Hakobune – The Last Of Our Time Together (Past Inside The Present, 2019)

Whenever I go away I have a tendency to get somewhat attached to the places I’ve stayed in or the cars I’ve driven. It’s a peculiarity of mine; I won’t necessarily miss them when I’m gone but I find the moment of departure, especially if I’ve been somewhere for a decent period of time, to be quite difficult. There’s something oddly poignant to me in being the last person out of the holiday let, giving it that final sweep for leftover items and pulling the door closed for the last time. Cars are especially hard to give up once you’ve become accustomed to them and have your little adventures from within their confines. They’re not home, they’re not our vehicle, but they were our responsibility, and they looked after us well: there’s something bittersweet about that parting.

I savour those little moments because there is a certainty to that finality, a knowledge that this will be our last interaction, and that I should recognise it as such. Time seems to politely recede for a short while, just enough to enhance the intimacy of the moment but not far enough to forget its presence. Inexorable force moves along: trains to take, flights to catch, homes to return to, life to live.

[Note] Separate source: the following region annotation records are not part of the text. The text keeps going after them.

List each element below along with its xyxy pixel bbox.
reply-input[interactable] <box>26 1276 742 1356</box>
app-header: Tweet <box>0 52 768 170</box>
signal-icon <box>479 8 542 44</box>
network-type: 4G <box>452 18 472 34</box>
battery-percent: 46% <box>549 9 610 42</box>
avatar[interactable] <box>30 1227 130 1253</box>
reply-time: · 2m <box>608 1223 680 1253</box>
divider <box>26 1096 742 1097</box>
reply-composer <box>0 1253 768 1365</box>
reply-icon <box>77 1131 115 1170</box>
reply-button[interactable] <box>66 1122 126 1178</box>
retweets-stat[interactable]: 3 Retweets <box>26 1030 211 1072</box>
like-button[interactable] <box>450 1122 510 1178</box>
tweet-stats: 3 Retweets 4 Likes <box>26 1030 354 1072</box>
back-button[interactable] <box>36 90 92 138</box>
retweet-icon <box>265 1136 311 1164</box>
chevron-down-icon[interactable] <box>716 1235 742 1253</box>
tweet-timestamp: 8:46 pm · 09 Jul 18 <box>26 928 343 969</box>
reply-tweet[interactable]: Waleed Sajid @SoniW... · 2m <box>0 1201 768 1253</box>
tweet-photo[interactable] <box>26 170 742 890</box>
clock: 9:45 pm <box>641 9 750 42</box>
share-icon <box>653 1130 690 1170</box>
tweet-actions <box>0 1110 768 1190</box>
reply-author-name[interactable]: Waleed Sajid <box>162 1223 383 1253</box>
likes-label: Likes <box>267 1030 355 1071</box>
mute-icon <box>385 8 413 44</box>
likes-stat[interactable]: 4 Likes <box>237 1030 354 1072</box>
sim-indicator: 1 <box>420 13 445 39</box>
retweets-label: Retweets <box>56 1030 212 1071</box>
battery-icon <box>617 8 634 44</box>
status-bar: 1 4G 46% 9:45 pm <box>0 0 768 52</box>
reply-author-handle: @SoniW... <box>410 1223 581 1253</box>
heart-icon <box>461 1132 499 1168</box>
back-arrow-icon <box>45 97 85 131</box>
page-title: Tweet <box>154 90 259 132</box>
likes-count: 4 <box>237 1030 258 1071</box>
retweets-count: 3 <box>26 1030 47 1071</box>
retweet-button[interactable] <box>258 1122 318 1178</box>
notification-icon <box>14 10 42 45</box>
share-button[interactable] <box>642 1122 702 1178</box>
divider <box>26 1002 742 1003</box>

This is the nature of “Slowing Expansion”, the billowing drone curtains of its soft contents gently breathing in the winds of change and fortune. It moves with a graceful energy, yet purposeful, its surprisingly genteel airs awash with drone glow as the light seems to slip. Radiance drains from the scene yet it resists like the colours extracted from a sunset, some sense of surging goodness capped in prismatic bending to bathe the soul one in its final moments.

Then it’s time. “The Last of Our Time Together” is as quietly upsetting as its namesake, piano strokes decaying into melancholic smears like tears smudging over cheekbones. It croons with an ache, distant and intractable, drones humming with a palpable malaise that hang heavy over this weighted moment. It feels denser somehow, texturally stuffy and leaden; tones ring out across its mired span like the shockwaves of some brilliant instant shattering through time and space. There’s no room to move, trapped gorgeously between collapse and continuation, the world crumbling and yet bulldozing onwards all the same.

This is just classic Takahiro, effortless and beautiful. It might have something of a foreboding title and intimidating artwork, but don’t let that deceive you. On the inside this is as soft and fragile as the rest of us, just trying to hold its own against heartbreaks both major and minor.